Empezamos 2021 con la pandemia fuera de control, y no hay nadie que levante un puño para pedirnos silencio y comenzar a enfocarnos en organizar el rescate del país. La energía social que se manifestaba en 2017 ha desaparecido. Tal vez la gente está cansada y anestesiada ante la magnitud del desastre. Algunas veces pienso que nos cerramos a la realidad como un mecanismo de defensa.
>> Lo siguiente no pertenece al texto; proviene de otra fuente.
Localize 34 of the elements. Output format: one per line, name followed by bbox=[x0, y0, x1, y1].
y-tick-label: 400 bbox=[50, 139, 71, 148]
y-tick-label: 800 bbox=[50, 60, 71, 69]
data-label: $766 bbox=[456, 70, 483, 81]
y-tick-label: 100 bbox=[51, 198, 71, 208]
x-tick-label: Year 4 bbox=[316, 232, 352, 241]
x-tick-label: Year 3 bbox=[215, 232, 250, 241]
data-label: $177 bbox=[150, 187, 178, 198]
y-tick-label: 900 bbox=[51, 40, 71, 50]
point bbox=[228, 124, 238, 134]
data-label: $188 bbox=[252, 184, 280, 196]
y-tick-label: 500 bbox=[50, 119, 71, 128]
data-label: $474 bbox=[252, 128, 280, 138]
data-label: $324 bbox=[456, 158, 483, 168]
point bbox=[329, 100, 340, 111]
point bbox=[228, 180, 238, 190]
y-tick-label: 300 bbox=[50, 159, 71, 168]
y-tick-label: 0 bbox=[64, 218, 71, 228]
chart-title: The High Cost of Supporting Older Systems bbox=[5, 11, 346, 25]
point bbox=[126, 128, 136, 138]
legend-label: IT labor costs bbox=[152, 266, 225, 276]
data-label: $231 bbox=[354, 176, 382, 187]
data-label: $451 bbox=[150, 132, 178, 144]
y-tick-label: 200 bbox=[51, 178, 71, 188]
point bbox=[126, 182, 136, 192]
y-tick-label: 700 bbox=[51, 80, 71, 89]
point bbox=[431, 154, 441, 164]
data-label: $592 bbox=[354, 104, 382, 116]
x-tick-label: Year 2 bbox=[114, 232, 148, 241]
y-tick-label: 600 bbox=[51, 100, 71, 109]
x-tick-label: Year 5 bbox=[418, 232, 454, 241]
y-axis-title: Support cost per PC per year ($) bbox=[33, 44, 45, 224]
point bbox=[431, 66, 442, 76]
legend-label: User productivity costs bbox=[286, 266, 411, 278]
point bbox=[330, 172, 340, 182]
Y otras, que vivimos el efecto de un inescrupuloso experimento político que ha doblegado la empatía y el espíritu cívico de la sociedad al someterla a diario al mismo ruido incesante: “esto no es culpa del presidente, a México no le va tan mal…”
Empezamos 2021 y nuestros entornos reales y virtuales se llenan de luto ante la partida dolorosa de familiares, amigos, compañeros de trabajo. La Ciudad de México es la capital más letal del mundo. Pero casi todo sigue como estaba en julio. El presidente, atrincherado en su isla de la posverdad, actúa como si la pandemia se fuera a resolver sola y llena el aire con horas de palabrería. Su vocero, envilecido por sus delirios de fama y poder, habla y actúa ya sin ningún límite ético, científico, político o humano. Dan escalofríos al ver que el mismo hombre que ha mentido deliberadamente una y otra vez sobre la gravedad de la situación está ahora a cargo de comunicar la campaña de vacunación.
La pandemia es el peor fracaso colectivo en la historia del México contemporáneo. Es, en particular, el resultado de la ausencia de una comunicación profesional de riesgo sanitario por parte del Estado. Pasaron diez meses sin que se usara todo el poder del aparato público de comunicación para hacer del uso del cubrebocas un deber ciudadano; para enseñar a todas las personas a cambiar de hábitos; para ordenar y escalonar los horarios de los negocios o hacer que los ciudadanos ayudaran a cumplir las medidas de distanciamiento social en lugares públicos. Pasaron diez meses sin que haya una campaña nacional de comunicación para el autocuidado, con instrucciones claras de qué hacer en cada etapa de la enfermedad. Pasaron diez meses y la gente no sabe a dónde acudir en caso de urgencia, y por eso nos estamos acostumbrando a las escenas de personas desesperadas, vagando penosamente en autos y ambulancias con familiares moribundos, rogando en las puertas de los hospitales por ayuda que no llegará, porque los hospitales son ya el epicentro de la desesperanza, incluso para los propios médicos.
Lo que más quisieran desde el poder es que dejemos de hablar de todo esto y que sigamos insultándonos unos a otros con el lenguaje de odio que cada mañana se siembra en nuestra conversación pública. Quienes podemos, tenemos el deber de usar la palabra para dejar testimonio para el futuro de por qué y cómo perdimos la lucha contra este virus. Que no se crea que no podíamos hacer nada más. Que la propaganda no nos convenza de que esto es única o principalmente culpa de la propia sociedad. La catástrofe es una derrota de todos, sí. Pero quien tiene más poder tiene más responsabilidad, y el presidente no lo usó para unirnos y organizarnos, sino para encabezar una estrategia deliberada y sistemática de desinformación dirigida a eludir la rendición de cuentas.
Solo nos queda pedir, como dice León Gieco en su clásica canción de protesta, “que el engaño no nos sea indiferente”.
Especialista en discurso político y manejo de crisis.